Are there some people that you just can’t talk to?
Like your views and theirs seem so polarized, you know you’ll never see eye to eye? Seems like there’s a lot of that going on in the world these days! Do you feel that?
Maybe it seems like the only safe thing to do to preserve your inner peace is to stay far away from people with different views. But what if you’re unexpectedly thrown into a situation with someone you have to talk to?
That happened to my student Gerry… Gerry recently moved and she wanted to make new friends. So she attended a “meet-up”of people interested in taking a long walk in a nearby regional park.
Three other women showed up. They seemed friendly and nice, and the four of them set off on the walk. It was a beautiful day, birds were singing. All was smooth… at least on the surface.
In this episode of Inner Peace for Challenging Times, I’ll share a way to find your way to calm when a person you’re interacting with has views that oppose your own.
Gerry found herself walking next to Ellen. They talked about their work, their families… and then the bombshell dropped. Somehow they got onto politics… and to Gerry’s shock — because Ellen seemed so nice — Ellen was a devoted supporter of a political figure that Gerry absolutely couldn’t stand!
What now? Gerry’s first impulse was to escape somehow, and her second impulse was to react strongly against the person Ellen had praised.
But then Gerry remembered something she learned from me: to Pause and inwardly acknowledge her own feelings. So that SHE could get a bigger perspective than her own immediate reactions.
In the Pause, Gerry knew one thing for sure. She did NOT want to get into a fight with this woman on this beautiful day. She inwardly acknowledged that much.
And then… Gerry realized she was actually curious. She really wanted to know what had happened to cause this nice person to have such different views from her own. So she said calmly, “I’m sure there’s a good reason in your personal experience to lead you to feel this way.”With such a calm, non-aggressive invitation, Ellen was happy to share her experience. She’d been in the military, and had gone to the VA to get treatment, and been refused. After this political figure took office, Ellen went back to the VA and this time was accepted. Ellen clearly felt the treatment she received had saved her life… and gave all the credit to the political figure.
Inwardly, Gerry could imagine a lot of other reasons why Ellen had now been accepted for treatment. But one thing was completely clear. And Gerry said so to Ellen.
With Gerry’s calm response, the tension in the situation was completely defused. They were able to go on and have a pleasant time for another two hours.
“The one thing I know is, you really can’t argue with people’s personal experience. You have every right to feel the way you do, based on your experience. And since I haven’t had that experience, I really have no business having an opinion about it one way or another. So let’s just go on from here.”

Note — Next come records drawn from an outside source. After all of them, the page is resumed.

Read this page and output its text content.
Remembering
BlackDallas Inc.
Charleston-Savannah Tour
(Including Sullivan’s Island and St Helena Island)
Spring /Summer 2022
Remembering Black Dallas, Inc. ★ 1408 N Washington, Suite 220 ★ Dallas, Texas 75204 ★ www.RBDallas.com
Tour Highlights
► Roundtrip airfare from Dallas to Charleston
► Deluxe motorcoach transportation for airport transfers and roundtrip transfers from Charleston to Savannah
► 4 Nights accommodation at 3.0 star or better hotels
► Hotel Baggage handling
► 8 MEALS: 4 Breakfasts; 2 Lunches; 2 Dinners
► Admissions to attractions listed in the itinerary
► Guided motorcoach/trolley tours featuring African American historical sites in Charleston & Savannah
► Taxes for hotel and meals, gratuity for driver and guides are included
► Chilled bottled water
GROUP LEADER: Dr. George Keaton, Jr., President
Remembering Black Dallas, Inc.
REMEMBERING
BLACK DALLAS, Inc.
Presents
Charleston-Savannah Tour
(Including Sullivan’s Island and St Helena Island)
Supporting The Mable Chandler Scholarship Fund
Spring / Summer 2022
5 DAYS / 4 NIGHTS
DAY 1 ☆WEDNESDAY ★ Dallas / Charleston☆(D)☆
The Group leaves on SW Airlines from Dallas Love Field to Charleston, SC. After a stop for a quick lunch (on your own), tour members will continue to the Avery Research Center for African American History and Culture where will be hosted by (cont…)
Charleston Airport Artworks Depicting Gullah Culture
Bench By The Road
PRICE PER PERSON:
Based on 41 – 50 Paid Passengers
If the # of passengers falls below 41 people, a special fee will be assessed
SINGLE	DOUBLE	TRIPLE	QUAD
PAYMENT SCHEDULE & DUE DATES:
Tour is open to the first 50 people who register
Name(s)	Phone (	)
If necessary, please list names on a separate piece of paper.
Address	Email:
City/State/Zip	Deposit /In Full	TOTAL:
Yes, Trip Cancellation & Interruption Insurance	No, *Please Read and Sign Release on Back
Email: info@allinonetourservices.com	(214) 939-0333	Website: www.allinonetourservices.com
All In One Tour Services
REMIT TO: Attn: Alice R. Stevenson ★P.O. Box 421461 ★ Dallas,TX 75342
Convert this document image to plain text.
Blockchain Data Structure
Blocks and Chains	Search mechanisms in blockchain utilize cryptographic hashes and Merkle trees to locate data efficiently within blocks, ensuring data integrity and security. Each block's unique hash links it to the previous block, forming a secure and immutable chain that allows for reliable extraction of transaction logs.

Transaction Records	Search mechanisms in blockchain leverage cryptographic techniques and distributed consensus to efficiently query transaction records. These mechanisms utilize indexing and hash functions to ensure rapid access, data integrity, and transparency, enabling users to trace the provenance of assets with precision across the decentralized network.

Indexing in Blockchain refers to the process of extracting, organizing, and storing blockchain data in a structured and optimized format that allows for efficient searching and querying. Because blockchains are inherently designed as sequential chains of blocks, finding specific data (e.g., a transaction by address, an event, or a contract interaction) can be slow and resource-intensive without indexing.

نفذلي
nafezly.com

When Gerry told me this story later, she said, “It was like a miracle. And it was because of the pause! After I acknowledged my first reaction which I’m really glad I didn’t say, I realized I was genuinely curious. And everything went well after that.”You know, acceptance and curiosity go a long way to helping us get through difficult conversations!
Obviously there are times when differences need to be talked through. But not always.
Sometimes what fits the situation is to bypass our differences — no matter how polarized — and have a friendly social contact. And it’s in the Pause that you have some space to sense what you really want and what THIS situation needs.
So what were those steps again?
One: Pause. It only takes a moment!
Two: Silently acknowledge your own feelings.
Three: Notice what arises in you next… because it might be curiosity! And curiosity is a powerful force for positive connection with other people.
In fact, I’m curious right now… what will happen when YOU try this!